Paszport dyplomatyczny
6 listopada 2020 roku serce pana Sławomira zatrzymało się na co najmniej 45 minut. W rezultacie Polak doznał poważnego i trwałego uszkodzenia mózgu. W związku z tym, szpital w Plymouth w Wielkiej Brytanii, gdzie przebywał pacjent wnioskował do sądu o zgodę na odłączenie mężczyzny od aparatury podtrzymującej życie. Życzenie takie wyraziła również żona oraz dzieci pana Sławomira. Przeciwna jest jednak matka oraz siostra mężczyzny, które żyją w Polsce oraz mieszkające w Anglii siostrzenica i druga siostra chorego.
Parę dni temu w sieci ukazało się wideo, na którym widać, że Polak samodzielnie oddycha i reaguje na obecność swoich bliskich. Pacjent od dawna nie jest już w śpiączce. Mimo to, brytyjski wymiar sprawiedliwości jest nieugięty. Około 5 dni temu mężczyzna już po raz czwarty został odłączony od aparatury podtrzymującej życie.
Wiceminister sprawiedliwości Marcin Warchoł podjął odpowiednie działania zmierzające do uratowania Polaka przed śmiercią. Zapewnił, że polskie władze dołożą starań, aby mężczyzna, który od wielu dni nie ma dostępu do wody i żywności mógł wrócić do ojczyzny.

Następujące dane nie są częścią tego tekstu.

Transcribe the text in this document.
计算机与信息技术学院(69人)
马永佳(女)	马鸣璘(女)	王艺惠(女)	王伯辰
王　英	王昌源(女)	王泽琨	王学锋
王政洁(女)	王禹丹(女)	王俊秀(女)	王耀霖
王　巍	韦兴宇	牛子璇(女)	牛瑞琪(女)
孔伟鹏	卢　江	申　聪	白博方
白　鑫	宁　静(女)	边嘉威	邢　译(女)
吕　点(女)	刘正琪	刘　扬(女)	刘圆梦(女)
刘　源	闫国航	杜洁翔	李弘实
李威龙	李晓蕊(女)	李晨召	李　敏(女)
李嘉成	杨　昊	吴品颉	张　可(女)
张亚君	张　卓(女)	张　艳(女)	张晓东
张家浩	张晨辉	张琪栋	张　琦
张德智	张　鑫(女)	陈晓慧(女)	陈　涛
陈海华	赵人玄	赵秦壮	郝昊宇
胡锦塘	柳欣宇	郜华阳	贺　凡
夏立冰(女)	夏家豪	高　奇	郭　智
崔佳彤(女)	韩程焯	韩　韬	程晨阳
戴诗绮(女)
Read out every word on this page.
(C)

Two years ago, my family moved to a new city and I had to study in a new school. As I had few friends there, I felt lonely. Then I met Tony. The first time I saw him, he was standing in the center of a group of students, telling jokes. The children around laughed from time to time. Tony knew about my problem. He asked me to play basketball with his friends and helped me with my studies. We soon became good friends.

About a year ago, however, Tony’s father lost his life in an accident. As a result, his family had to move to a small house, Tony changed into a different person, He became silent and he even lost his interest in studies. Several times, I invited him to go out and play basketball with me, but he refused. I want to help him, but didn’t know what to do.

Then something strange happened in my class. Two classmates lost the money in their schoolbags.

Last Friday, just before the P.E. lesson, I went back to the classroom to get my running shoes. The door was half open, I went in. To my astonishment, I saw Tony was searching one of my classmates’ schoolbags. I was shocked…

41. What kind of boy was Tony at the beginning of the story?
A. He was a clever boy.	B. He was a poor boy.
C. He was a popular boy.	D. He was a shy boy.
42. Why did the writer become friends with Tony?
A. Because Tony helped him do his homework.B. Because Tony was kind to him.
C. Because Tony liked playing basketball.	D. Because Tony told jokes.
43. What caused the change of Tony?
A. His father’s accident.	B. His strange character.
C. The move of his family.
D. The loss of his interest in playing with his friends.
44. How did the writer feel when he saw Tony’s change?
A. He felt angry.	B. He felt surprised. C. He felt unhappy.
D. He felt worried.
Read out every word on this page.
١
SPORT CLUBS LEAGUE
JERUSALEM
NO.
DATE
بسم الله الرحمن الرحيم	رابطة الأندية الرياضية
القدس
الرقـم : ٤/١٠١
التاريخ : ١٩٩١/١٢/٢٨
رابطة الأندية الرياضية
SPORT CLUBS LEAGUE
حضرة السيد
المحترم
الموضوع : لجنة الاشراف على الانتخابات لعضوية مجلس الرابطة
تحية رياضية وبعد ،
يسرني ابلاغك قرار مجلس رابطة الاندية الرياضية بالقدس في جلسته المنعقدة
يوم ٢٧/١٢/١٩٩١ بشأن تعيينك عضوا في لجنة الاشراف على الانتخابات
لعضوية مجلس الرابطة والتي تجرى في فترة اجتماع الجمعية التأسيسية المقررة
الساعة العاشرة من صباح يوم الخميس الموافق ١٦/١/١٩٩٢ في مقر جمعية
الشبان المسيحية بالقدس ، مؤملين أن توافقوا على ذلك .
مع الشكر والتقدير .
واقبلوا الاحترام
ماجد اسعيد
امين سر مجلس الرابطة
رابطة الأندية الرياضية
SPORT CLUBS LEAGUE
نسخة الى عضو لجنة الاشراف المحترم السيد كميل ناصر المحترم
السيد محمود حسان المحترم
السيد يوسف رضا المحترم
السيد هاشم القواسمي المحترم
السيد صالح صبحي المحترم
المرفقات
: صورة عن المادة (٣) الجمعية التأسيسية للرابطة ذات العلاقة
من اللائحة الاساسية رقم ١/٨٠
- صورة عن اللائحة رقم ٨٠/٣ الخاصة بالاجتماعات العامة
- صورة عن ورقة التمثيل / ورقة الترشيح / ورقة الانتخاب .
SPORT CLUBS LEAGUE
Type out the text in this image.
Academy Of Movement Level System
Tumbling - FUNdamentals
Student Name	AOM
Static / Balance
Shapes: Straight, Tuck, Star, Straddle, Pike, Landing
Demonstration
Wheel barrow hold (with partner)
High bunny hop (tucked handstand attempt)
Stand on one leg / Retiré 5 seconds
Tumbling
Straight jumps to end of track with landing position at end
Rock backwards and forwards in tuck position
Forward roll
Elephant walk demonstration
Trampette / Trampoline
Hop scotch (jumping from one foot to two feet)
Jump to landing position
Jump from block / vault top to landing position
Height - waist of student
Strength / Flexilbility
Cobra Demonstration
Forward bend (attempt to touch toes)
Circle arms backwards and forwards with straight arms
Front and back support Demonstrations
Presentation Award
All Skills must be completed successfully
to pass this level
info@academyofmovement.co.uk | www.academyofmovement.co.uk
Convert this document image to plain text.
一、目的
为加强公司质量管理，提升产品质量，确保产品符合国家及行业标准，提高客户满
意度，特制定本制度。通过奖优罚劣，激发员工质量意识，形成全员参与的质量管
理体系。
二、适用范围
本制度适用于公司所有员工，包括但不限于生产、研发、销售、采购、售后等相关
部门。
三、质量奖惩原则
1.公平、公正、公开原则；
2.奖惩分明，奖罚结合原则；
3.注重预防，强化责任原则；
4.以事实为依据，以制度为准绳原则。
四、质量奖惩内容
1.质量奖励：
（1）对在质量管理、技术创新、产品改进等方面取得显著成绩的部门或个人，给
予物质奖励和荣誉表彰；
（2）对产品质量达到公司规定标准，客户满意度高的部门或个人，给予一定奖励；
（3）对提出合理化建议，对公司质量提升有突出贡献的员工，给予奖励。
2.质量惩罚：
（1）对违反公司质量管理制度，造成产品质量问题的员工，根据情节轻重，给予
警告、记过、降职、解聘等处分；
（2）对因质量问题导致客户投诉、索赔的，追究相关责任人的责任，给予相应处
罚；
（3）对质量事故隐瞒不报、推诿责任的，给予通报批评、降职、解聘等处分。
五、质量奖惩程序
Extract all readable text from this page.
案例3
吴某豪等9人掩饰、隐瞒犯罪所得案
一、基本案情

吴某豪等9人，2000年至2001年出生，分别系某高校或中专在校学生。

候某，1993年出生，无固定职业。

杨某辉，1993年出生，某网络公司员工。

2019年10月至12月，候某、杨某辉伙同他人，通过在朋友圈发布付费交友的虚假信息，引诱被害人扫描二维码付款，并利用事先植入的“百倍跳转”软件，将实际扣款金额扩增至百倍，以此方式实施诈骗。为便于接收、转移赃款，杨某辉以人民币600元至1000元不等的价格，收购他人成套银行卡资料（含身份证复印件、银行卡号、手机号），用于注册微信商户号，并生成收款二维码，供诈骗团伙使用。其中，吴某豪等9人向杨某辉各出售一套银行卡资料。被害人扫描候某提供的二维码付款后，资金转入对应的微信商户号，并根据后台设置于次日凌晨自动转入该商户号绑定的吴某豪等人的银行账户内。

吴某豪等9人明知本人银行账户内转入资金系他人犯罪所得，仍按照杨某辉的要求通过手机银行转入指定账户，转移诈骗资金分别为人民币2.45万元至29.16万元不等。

Jest nadzieja dla Polaka w śpiączce
Podczas czwartkowej rozmowy w Polsat News Warchoł powiedział, że szef MSZ rozpoczął już procedurę nadania Polakowi paszportu dyplomatycznego.
Jestem mu bardzo wdzięczny; uważam, że jest to jedyna szansa w tej chwili dla naszego rodaka na wyciągnięcie go spod jurysdykcji sądów brytyjskich i uratowanie mu życia.
Dzięki temu zabiegowi, Brytyjczycy nie będą już uprawnieni do podejmowania decyzji w sprawie zdrowia Polaka. Marcin Warchoł tłumaczył:
To sądy polskie będą w tym momencie brały pod uwagę jego sytuację.
Trwa już przygotowywanie paszportu. Ostatnim etapem działań będzie oficjalne przekazanie dokumentu. Wiceminister ma nadzieję, że odbędzie się to „w bardzo niedługim czasie”.
To jest kwestia już nawet nie dni, ale godzin, które decydują. Jesteśmy w stałym kontakcie z Ministerstwem Spraw Zagranicznych, przed chwilą rozmawiałem z panem ministrem Jabłońskim (wiceszefem MSZ Pawłem Jabłońskim), tak że dokładamy wszelkich działań, żeby przetransportować naszego rodaka do Polski.
To jest Sławek, który umiera z głodu i pragnienia w brytyjskim szpitalu.